Dans ce contexte, comment ne pas se réjouir lorsqu’un homme d’affaires comme Alexandre Taillefer revendique l’augmentation du salaire minimum à 15 $ et paie ce salaire aux chauffeurs de sa compagnie, Téo Taxi ? Il emboîte ainsi le pas à des organismes du Québec qui se mobilisent à cet effet, comme on le fait de plus en plus avec succès ailleurs au Canada et aux États-Unis.
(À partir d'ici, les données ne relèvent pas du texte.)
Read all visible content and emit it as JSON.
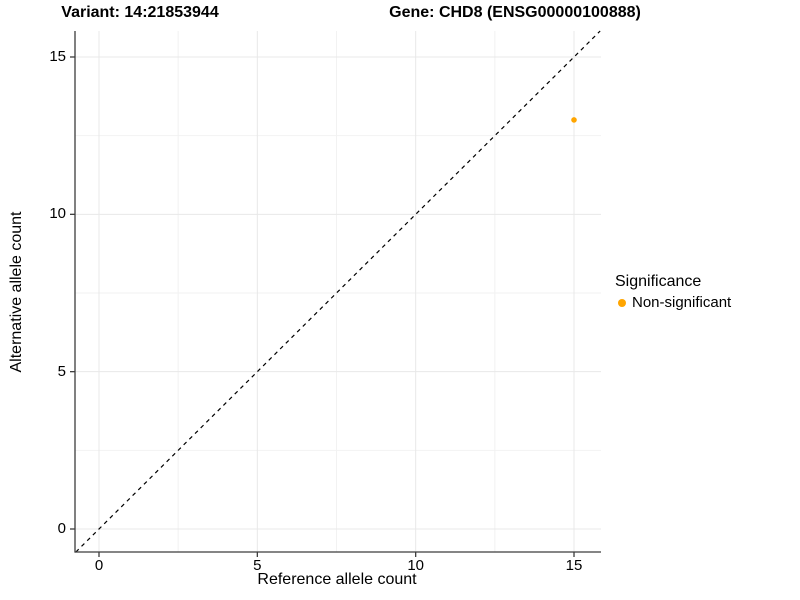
{
  "colors": {
    "background": "#FFFFFF",
    "point": "#FFA500",
    "axis_line": "#3C3C3C",
    "grid_major": "#E8E8E8",
    "grid_minor": "#F2F2F2",
    "text": "#000000",
    "reference_line": "#000000"
  },
  "chart_data": {
    "type": "scatter",
    "title_left": "Variant: 14:21853944",
    "title_right": "Gene: CHD8 (ENSG00000100888)",
    "xlabel": "Reference allele count",
    "ylabel": "Alternative allele count",
    "xlim": [
      -0.76,
      15.85
    ],
    "ylim": [
      -0.73,
      15.83
    ],
    "x_ticks": [
      0,
      5,
      10,
      15
    ],
    "y_ticks": [
      0,
      5,
      10,
      15
    ],
    "x_minor_ticks": [
      2.5,
      7.5,
      12.5
    ],
    "y_minor_ticks": [
      2.5,
      7.5,
      12.5
    ],
    "grid": true,
    "legend_position": "right",
    "legend_title": "Significance",
    "series": [
      {
        "name": "Non-significant",
        "color": "#FFA500",
        "points": [
          {
            "x": 15,
            "y": 13
          }
        ]
      }
    ],
    "reference_line": {
      "kind": "identity",
      "slope": 1,
      "intercept": 0,
      "style": "dashed",
      "color": "#000000"
    }
  }
}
Mentionnons la Coalition contre le travail précaire, la campagne 15plus.org d’Alternative socialiste, le Centre des travailleurs migrants, le Conseil central du Montréal métropolitain de la CSN et les grandes centrales syndicales qui lancent aujourd’hui même une vaste campagne. Loin de se limiter à une approche strictement salariale cependant, ces groupes situent leur revendication dans une perspective plus large qui englobe d’autres mesures nécessaires pour qu’il y ait une réelle amélioration des conditions de vie et de travail des personnes à faibles salaires (l’indexation du salaire minimum au coût de la vie ou l’accès à des soins de santé gratuits et universels, par exemple).

Là où la nouvelle croisade d’Alexandre Taillefer fait sourciller toutefois, c’est lorsqu’il estime juste de se demander : « ne devrions-nous pas viser à tirer les plus pauvres vers le haut plutôt que de tirer les plus riches vers le bas ? », jugeant déraisonnable d’en exiger davantage du « 25 % des Québécois les plus riches qui versent déjà 77 % des impôts perçus ».
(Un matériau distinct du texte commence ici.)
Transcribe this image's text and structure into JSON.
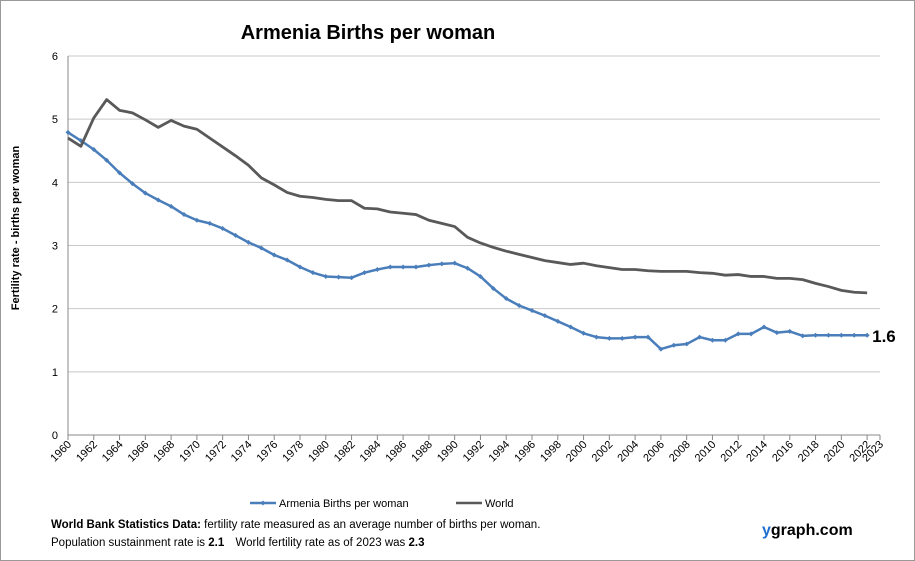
{
  "chart_data": {
    "type": "line",
    "title": "Armenia Births per woman",
    "y_label": "Fertility rate  - births per woman",
    "x": [
      1960,
      1961,
      1962,
      1963,
      1964,
      1965,
      1966,
      1967,
      1968,
      1969,
      1970,
      1971,
      1972,
      1973,
      1974,
      1975,
      1976,
      1977,
      1978,
      1979,
      1980,
      1981,
      1982,
      1983,
      1984,
      1985,
      1986,
      1987,
      1988,
      1989,
      1990,
      1991,
      1992,
      1993,
      1994,
      1995,
      1996,
      1997,
      1998,
      1999,
      2000,
      2001,
      2002,
      2003,
      2004,
      2005,
      2006,
      2007,
      2008,
      2009,
      2010,
      2011,
      2012,
      2013,
      2014,
      2015,
      2016,
      2017,
      2018,
      2019,
      2020,
      2021,
      2022
    ],
    "series": [
      {
        "name": "Armenia Births per woman",
        "color": "#4a7ebb",
        "markers": true,
        "values": [
          4.79,
          4.66,
          4.52,
          4.35,
          4.15,
          3.98,
          3.83,
          3.72,
          3.62,
          3.49,
          3.4,
          3.35,
          3.27,
          3.16,
          3.05,
          2.96,
          2.85,
          2.77,
          2.66,
          2.57,
          2.51,
          2.5,
          2.49,
          2.57,
          2.62,
          2.66,
          2.66,
          2.66,
          2.69,
          2.71,
          2.72,
          2.64,
          2.51,
          2.32,
          2.16,
          2.05,
          1.97,
          1.89,
          1.8,
          1.71,
          1.61,
          1.55,
          1.53,
          1.53,
          1.55,
          1.55,
          1.36,
          1.42,
          1.44,
          1.55,
          1.5,
          1.5,
          1.6,
          1.6,
          1.71,
          1.62,
          1.64,
          1.57,
          1.58,
          1.58,
          1.58,
          1.58,
          1.58
        ]
      },
      {
        "name": "World",
        "color": "#595959",
        "markers": false,
        "values": [
          4.7,
          4.57,
          5.02,
          5.31,
          5.14,
          5.1,
          4.99,
          4.87,
          4.98,
          4.89,
          4.84,
          4.7,
          4.56,
          4.42,
          4.27,
          4.07,
          3.96,
          3.84,
          3.78,
          3.76,
          3.73,
          3.71,
          3.71,
          3.59,
          3.58,
          3.53,
          3.51,
          3.49,
          3.4,
          3.35,
          3.3,
          3.13,
          3.04,
          2.97,
          2.91,
          2.86,
          2.81,
          2.76,
          2.73,
          2.7,
          2.72,
          2.68,
          2.65,
          2.62,
          2.62,
          2.6,
          2.59,
          2.59,
          2.59,
          2.57,
          2.56,
          2.53,
          2.54,
          2.51,
          2.51,
          2.48,
          2.48,
          2.46,
          2.4,
          2.35,
          2.29,
          2.26,
          2.25
        ]
      }
    ],
    "end_label": "1.6",
    "xlim": [
      1960,
      2023
    ],
    "xticks": [
      1960,
      1962,
      1964,
      1966,
      1968,
      1970,
      1972,
      1974,
      1976,
      1978,
      1980,
      1982,
      1984,
      1986,
      1988,
      1990,
      1992,
      1994,
      1996,
      1998,
      2000,
      2002,
      2004,
      2006,
      2008,
      2010,
      2012,
      2014,
      2016,
      2018,
      2020,
      2022,
      2023
    ],
    "ylim": [
      0,
      6
    ],
    "yticks": [
      0,
      1,
      2,
      3,
      4,
      5,
      6
    ],
    "grid": true,
    "legend": "bottom"
  },
  "footer": {
    "line1_bold": "World Bank Statistics Data:",
    "line1": "fertility rate measured as an average number  of births per woman.",
    "line2_a": "Population sustainment rate is",
    "line2_b": "2.1",
    "line2_c": "World fertility rate as of 2023 was",
    "line2_d": "2.3"
  },
  "watermark": {
    "accent": "y",
    "rest": "graph.com"
  }
}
Amalgamer ainsi la classe moyenne (ceux qui gagnent entre 50 000 $ et 100 000 $ par année) avec les plus riches (100 000 $ et plus) permet à M. Taillefer de noyer le poisson, soit le fait qu’au Québec, ce sont les impôts sur les bas revenus qu’on a augmentés au fil des années, tandis qu’on a diminué ceux sur les revenus supérieurs à 100 000 $. Les plus riches ont par ailleurs vu leurs revenus augmenter significativement (86 %) entre 1982 et 2010, tandis que le revenu moyen du reste de la population n’augmentait que de 12 % en dollars constants, passant de 25 658 $ à 28 800 $, nous apprend cette étude de l’IRIS, intitulée « Les inégalités : le 1 % au Québec ».
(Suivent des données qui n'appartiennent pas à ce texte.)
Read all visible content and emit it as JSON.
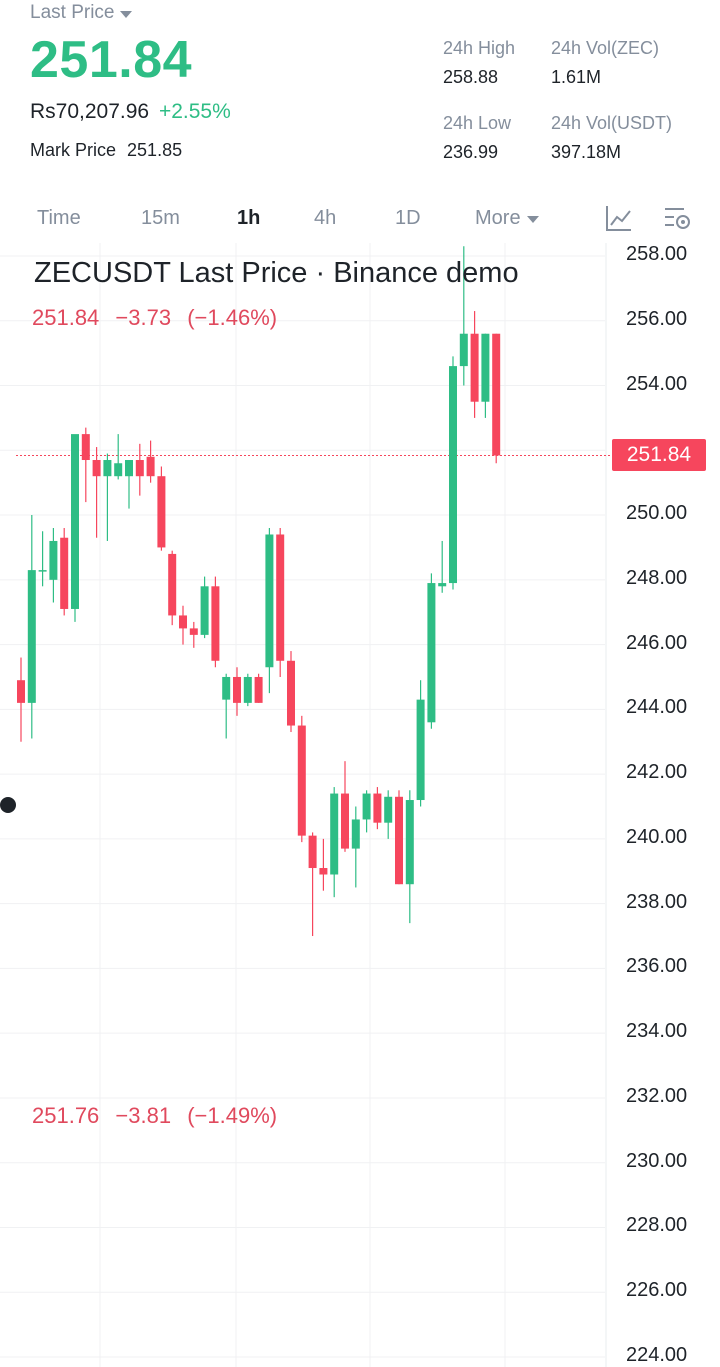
{
  "header": {
    "price_type_label": "Last Price",
    "last_price": "251.84",
    "fiat_price": "Rs70,207.96",
    "change_percent": "+2.55%",
    "mark_price_label": "Mark Price",
    "mark_price": "251.85",
    "stats": {
      "high_label": "24h High",
      "high_value": "258.88",
      "vol_base_label": "24h Vol(ZEC)",
      "vol_base_value": "1.61M",
      "low_label": "24h Low",
      "low_value": "236.99",
      "vol_quote_label": "24h Vol(USDT)",
      "vol_quote_value": "397.18M"
    }
  },
  "tabs": [
    {
      "label": "Time"
    },
    {
      "label": "15m"
    },
    {
      "label": "1h",
      "active": true
    },
    {
      "label": "4h"
    },
    {
      "label": "1D"
    },
    {
      "label": "More"
    }
  ],
  "toolbar_icons": [
    "indicators-icon",
    "chart-settings-icon"
  ],
  "chart": {
    "title": "ZECUSDT Last Price · Binance demo",
    "ohlc_top": {
      "price": "251.84",
      "change": "−3.73",
      "percent": "(−1.46%)"
    },
    "ohlc_bottom": {
      "price": "251.76",
      "change": "−3.81",
      "percent": "(−1.49%)"
    },
    "current_price_tag": "251.84",
    "y_ticks": [
      "258.00",
      "256.00",
      "254.00",
      "252.00",
      "250.00",
      "248.00",
      "246.00",
      "244.00",
      "242.00",
      "240.00",
      "238.00",
      "236.00",
      "234.00",
      "232.00",
      "230.00",
      "228.00",
      "226.00",
      "224.00"
    ]
  },
  "colors": {
    "up": "#2ebd85",
    "down": "#f6465d",
    "accent_text_red": "#e0495d",
    "muted": "#848e9c",
    "text": "#1e2329"
  },
  "chart_data": {
    "type": "candlestick",
    "ylim": [
      224,
      258
    ],
    "y_ticks": [
      258,
      256,
      254,
      252,
      250,
      248,
      246,
      244,
      242,
      240,
      238,
      236,
      234,
      232,
      230,
      228,
      226,
      224
    ],
    "current_price": 251.84,
    "candles": [
      {
        "o": 244.9,
        "h": 245.6,
        "l": 243.0,
        "c": 244.2
      },
      {
        "o": 244.2,
        "h": 250.0,
        "l": 243.1,
        "c": 248.3
      },
      {
        "o": 248.3,
        "h": 249.5,
        "l": 247.8,
        "c": 248.3
      },
      {
        "o": 248.0,
        "h": 249.6,
        "l": 247.3,
        "c": 249.2
      },
      {
        "o": 249.3,
        "h": 249.6,
        "l": 246.9,
        "c": 247.1
      },
      {
        "o": 247.1,
        "h": 252.4,
        "l": 246.7,
        "c": 252.5
      },
      {
        "o": 252.5,
        "h": 252.7,
        "l": 250.4,
        "c": 251.7
      },
      {
        "o": 251.7,
        "h": 252.1,
        "l": 249.3,
        "c": 251.2
      },
      {
        "o": 251.2,
        "h": 251.9,
        "l": 249.2,
        "c": 251.7
      },
      {
        "o": 251.2,
        "h": 252.5,
        "l": 251.1,
        "c": 251.6
      },
      {
        "o": 251.2,
        "h": 251.6,
        "l": 250.2,
        "c": 251.7
      },
      {
        "o": 251.7,
        "h": 252.2,
        "l": 250.6,
        "c": 251.2
      },
      {
        "o": 251.8,
        "h": 252.3,
        "l": 251.0,
        "c": 251.2
      },
      {
        "o": 251.2,
        "h": 251.5,
        "l": 248.9,
        "c": 249.0
      },
      {
        "o": 248.8,
        "h": 248.9,
        "l": 246.6,
        "c": 246.9
      },
      {
        "o": 246.9,
        "h": 247.2,
        "l": 246.0,
        "c": 246.5
      },
      {
        "o": 246.5,
        "h": 246.7,
        "l": 245.9,
        "c": 246.3
      },
      {
        "o": 246.3,
        "h": 248.1,
        "l": 246.2,
        "c": 247.8
      },
      {
        "o": 247.8,
        "h": 248.1,
        "l": 245.3,
        "c": 245.5
      },
      {
        "o": 244.3,
        "h": 245.1,
        "l": 243.1,
        "c": 245.0
      },
      {
        "o": 245.0,
        "h": 245.3,
        "l": 243.8,
        "c": 244.2
      },
      {
        "o": 244.2,
        "h": 245.1,
        "l": 244.1,
        "c": 245.0
      },
      {
        "o": 245.0,
        "h": 245.1,
        "l": 244.2,
        "c": 244.2
      },
      {
        "o": 245.3,
        "h": 249.6,
        "l": 244.5,
        "c": 249.4
      },
      {
        "o": 249.4,
        "h": 249.6,
        "l": 245.0,
        "c": 245.5
      },
      {
        "o": 245.5,
        "h": 245.8,
        "l": 243.3,
        "c": 243.5
      },
      {
        "o": 243.5,
        "h": 243.8,
        "l": 239.9,
        "c": 240.1
      },
      {
        "o": 240.1,
        "h": 240.2,
        "l": 237.0,
        "c": 239.1
      },
      {
        "o": 239.1,
        "h": 240.0,
        "l": 238.4,
        "c": 238.9
      },
      {
        "o": 238.9,
        "h": 241.6,
        "l": 238.2,
        "c": 241.4
      },
      {
        "o": 241.4,
        "h": 242.4,
        "l": 239.6,
        "c": 239.7
      },
      {
        "o": 239.7,
        "h": 241.0,
        "l": 238.5,
        "c": 240.6
      },
      {
        "o": 240.6,
        "h": 241.5,
        "l": 240.2,
        "c": 241.4
      },
      {
        "o": 241.4,
        "h": 241.6,
        "l": 240.3,
        "c": 240.5
      },
      {
        "o": 240.5,
        "h": 241.5,
        "l": 240.0,
        "c": 241.3
      },
      {
        "o": 241.3,
        "h": 241.5,
        "l": 238.6,
        "c": 238.6
      },
      {
        "o": 238.6,
        "h": 241.5,
        "l": 237.4,
        "c": 241.2
      },
      {
        "o": 241.2,
        "h": 244.9,
        "l": 241.0,
        "c": 244.3
      },
      {
        "o": 243.6,
        "h": 248.2,
        "l": 243.4,
        "c": 247.9
      },
      {
        "o": 247.8,
        "h": 249.2,
        "l": 247.6,
        "c": 247.9
      },
      {
        "o": 247.9,
        "h": 254.9,
        "l": 247.7,
        "c": 254.6
      },
      {
        "o": 254.6,
        "h": 258.3,
        "l": 254.0,
        "c": 255.6
      },
      {
        "o": 255.6,
        "h": 256.3,
        "l": 253.0,
        "c": 253.5
      },
      {
        "o": 253.5,
        "h": 255.6,
        "l": 253.0,
        "c": 255.6
      },
      {
        "o": 255.6,
        "h": 255.6,
        "l": 251.6,
        "c": 251.84
      }
    ]
  }
}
Taillefer évoque aussi le poids des impôts fonciers qui ne cessent d’augmenter, sans dire qu’encore faut-il avoir les moyens d’être propriétaire d’un bien immobilier pour en payer. Il mentionne la charge que représente la taxe de 15 % sur la consommation, une taxe régressive qui pénalise pourtant bien davantage les plus pauvres, qui la paient au même taux que les plus riches. Mais, surtout, il cherche à nous émouvoir avec le taux d’imposition marginal qui « atteint maintenant 54 % ».

Qu’est-ce que ça mange en hiver un taux d’imposition marginal ? Ce terme désigne le taux maximum d’imposition qu’une personne paie sur la tranche la plus élevée de ses revenus imposables – parce que notre système d’impôt est progressif et devrait même l’être encore davantage. Il ne faut pas le confondre avec le taux effectif qui s’applique à l’ensemble des revenus. Ainsi, au Québec, une personne qui a des revenus imposables de 150 000 $ en 2015 a certes un taux d’imposition marginal de 50 % ou 54 %, mais elle paie un impôt effectif maximal de 36,9 % sur son revenu, impôts fédéral et provincial combinés.

Alors, oui, réjouissons-nous lorsqu’un homme d’affaires comme Alexandre Taillefer prône l’augmentation du salaire minimum à 15 $. Mais s’il veut passer pour un entrepreneur novateur et vraiment progressiste, il aurait avantage à chasser le naturel de la classe d’affaires qui revient manifestement au galop dans ses propos – qui charrient les poncifs habituels sur le « fardeau » fiscal des plus riches.